= Chitobiose =

Disaccharide with β-1,4-linked glucosamine units

(GlcN)_{2}

Chitobioses are a group of related disaccharides of β-1,4-linked glucosamine units. The term chitobiose is sometimes used to refer to different members of the group, depending on the method by which it was first isolated, resulting in some ambiguity as to which chemical compound the name is referring to. It generally refers to:
- Either disaccharide made of unmodified glucosamine units ((GlcN)_{2}), which can be obtained by the breakdown of chitosan;
- Or a disaccharide made of N-acetylglucosamine units ((GlcNAc)_{2}), which can be obtained by the breakdown of chitin. Unambiguously known as N,N'-diacetylchitobiose.

==N,N'-diacetylchitobiose==

(GlcNAc)_{2}, N,N'-diacetylchitobiose

N,N'-diacetylchitobiose or (GlcNAc)_{2} is a acetylated disacchride produced by the digestion of chitin, either enzymatically or chemically.
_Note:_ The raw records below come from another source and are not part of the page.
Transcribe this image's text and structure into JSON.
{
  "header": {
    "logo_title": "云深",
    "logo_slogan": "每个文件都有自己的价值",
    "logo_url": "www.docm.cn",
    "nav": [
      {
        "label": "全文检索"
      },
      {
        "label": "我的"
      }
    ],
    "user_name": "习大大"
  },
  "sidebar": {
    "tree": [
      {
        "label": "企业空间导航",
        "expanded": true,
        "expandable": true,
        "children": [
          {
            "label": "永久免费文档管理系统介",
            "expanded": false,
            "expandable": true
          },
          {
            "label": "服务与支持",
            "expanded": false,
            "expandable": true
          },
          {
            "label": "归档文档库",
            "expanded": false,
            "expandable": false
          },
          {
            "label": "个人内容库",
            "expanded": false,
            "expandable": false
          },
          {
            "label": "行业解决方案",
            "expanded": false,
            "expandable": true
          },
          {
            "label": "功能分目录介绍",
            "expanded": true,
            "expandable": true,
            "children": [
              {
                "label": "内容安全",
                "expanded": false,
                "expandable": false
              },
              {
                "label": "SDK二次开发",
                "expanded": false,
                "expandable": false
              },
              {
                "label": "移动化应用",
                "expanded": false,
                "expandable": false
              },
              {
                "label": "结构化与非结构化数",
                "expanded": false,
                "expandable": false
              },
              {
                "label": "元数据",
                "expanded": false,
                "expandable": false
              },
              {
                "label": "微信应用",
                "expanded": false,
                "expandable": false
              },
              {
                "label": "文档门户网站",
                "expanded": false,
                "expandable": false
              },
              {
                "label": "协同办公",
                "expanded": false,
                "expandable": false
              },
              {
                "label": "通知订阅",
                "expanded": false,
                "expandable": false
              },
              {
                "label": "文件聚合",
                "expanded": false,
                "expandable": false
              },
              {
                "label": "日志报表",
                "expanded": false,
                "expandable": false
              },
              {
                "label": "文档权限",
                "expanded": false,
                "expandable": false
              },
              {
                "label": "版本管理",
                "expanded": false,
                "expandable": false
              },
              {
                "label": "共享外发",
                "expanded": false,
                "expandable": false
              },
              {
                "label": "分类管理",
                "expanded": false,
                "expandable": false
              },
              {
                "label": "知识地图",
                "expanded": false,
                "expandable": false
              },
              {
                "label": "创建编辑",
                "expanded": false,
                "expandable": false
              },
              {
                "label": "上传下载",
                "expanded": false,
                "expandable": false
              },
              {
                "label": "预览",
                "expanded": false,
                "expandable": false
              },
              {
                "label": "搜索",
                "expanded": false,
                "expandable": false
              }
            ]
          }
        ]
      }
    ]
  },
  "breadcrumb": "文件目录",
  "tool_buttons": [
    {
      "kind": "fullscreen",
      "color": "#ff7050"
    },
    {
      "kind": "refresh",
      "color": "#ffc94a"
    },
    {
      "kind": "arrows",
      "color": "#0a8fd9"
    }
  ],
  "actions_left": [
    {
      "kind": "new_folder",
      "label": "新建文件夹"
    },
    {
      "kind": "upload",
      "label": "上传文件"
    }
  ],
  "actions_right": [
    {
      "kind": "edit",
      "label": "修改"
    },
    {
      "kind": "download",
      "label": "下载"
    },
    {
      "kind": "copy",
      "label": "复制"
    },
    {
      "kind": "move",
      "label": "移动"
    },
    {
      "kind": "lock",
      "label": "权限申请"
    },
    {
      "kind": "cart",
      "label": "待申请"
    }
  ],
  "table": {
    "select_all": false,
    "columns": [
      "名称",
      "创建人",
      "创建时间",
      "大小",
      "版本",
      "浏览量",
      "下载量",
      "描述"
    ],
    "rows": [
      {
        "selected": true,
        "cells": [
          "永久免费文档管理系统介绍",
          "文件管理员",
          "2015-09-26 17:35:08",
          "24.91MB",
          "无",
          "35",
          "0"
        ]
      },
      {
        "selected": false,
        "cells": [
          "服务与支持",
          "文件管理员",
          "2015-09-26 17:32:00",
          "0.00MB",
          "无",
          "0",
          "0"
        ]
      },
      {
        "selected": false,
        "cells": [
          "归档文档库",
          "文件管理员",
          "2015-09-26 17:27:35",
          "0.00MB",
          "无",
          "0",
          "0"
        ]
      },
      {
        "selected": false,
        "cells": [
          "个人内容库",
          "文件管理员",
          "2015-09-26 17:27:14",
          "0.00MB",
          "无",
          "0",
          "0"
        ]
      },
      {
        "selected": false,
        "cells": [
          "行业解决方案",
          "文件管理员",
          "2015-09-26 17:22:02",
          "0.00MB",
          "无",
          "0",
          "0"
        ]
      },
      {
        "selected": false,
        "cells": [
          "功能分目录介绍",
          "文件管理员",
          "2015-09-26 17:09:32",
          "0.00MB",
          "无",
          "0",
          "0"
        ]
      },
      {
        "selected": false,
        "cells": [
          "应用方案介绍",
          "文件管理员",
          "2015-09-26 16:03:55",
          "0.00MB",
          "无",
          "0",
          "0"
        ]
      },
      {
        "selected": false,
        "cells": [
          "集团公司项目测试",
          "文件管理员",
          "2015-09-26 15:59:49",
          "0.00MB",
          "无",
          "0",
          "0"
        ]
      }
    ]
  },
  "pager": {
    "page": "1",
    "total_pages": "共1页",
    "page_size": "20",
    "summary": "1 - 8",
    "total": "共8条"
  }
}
The systematic name is 4-O-(2-amino-2-deoxy-β-D-glucopyranosyl)-2-amino-2-deoxy-D-glucose.

(GlcNAc)_{2} is utilized by Borrelia burgdorferi to produce N-acetylglucosamine, a component of the bacterial cell wall, and is regularized by the response regulator rrp1. A mutant strain of rrp1 has been found to cause growth deficits with Borrelia burgdorferi.

In Escherichia coli, the chb operon is involved with the utilization of two β-glucosides, cellobiose and (GlcNAc)_{2}. The chbG gene of the chb Operon encodes a chitin disaccharide deacetylase, which converts (GlcNAc)_{2} to (GlcN)_{2}. The chb operon is also responsible for coding the ChbR regulator, which is responsible for activating transcription when (GlcNAc)_{2} is available. N,N'-diacetylchitobiose phosphorylase helps with uptake of this sugar.

== Derivatives ==
Chitobiosyldiphosphodolichol consists of N,N'-diacetylchitobiose attached to dolichyl diphosphate. It is used by the human enzyme ALG1 (chitobiosyldiphosphodolichol beta-mannosyltransferase) in the glycosylation of proteins.